But beyond all of that, my original point was this:
What is the functional difference between a god and what the Engwithans became? There doesn't seem to be one to me. They behave as gods, they are worshipped as gods, they are gods. The "big secret" is that they derived their power from the turning of the Wheel. But like I said, people still believe in the Abrahamic God despite Him killing tons of people in the flood and in the Egyptian plagues. If the Engwithans merely said that the souls sacrificed were wicked, sinful souls, wouldn't that be enough for most of the kith?
If you are talking about God as it is understood in real life religions, the entire point is precisely that God is NOT actually a relative kind of being, something that is still woven in time and space.

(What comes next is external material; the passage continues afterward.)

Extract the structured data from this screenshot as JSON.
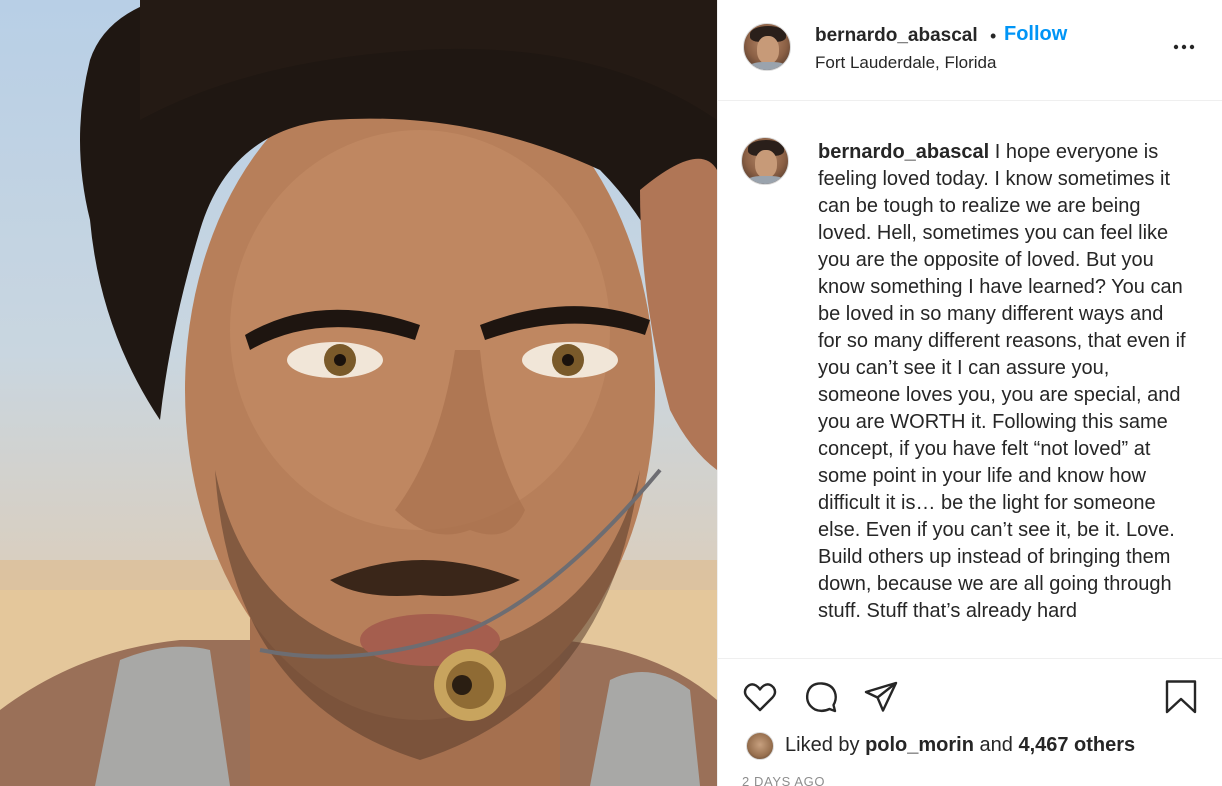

St. Agustine argued that God could not be corporeal and that he had to be exist outside of time and space. According to Aquinas, he is Being in the higher sense, not such or such a being but Being as such, and everything that "is" exists only by virtue of God being Existence in and of itself in it's absolute essence.
Consider that for most of Christian history it was forbidden to actually despict the Father, meaning that something like Michelangelo's Adam would have been considered blasphemous. God is the "I AM THAT I AM", he cannot be anthropomorphized.
In a seemingly "polytheistic" religion like Hinduism, which appears to have many "gods", the Abrahamic God would be closer to the Atman, and most religion also have a conception of such an absolute, "prime" principle, whether it is the One of Plato, The Tao, the "Great Spirit" of the American Indians and so forth. Even Buddhism, which appears to be a non-theistic religion, also has a conception of this supreme reality or principle which they refuse to define precisely because to define it is to limit it, but the "void" of Buddhism is nothing other than the "holies of holy" of Judaism, or the "hidden treasure" of Islam etc.
Because most fantasy settings are created by dirty hippies who have no clue about any of this, it is not surprising that even when they admit to the existence of divine entities they envision them in terms that are purely relative, and it is not surprising that Pillars, which wants to be "adult" and "mature" in respect of previous fantasy settings, wants to dispense even of that.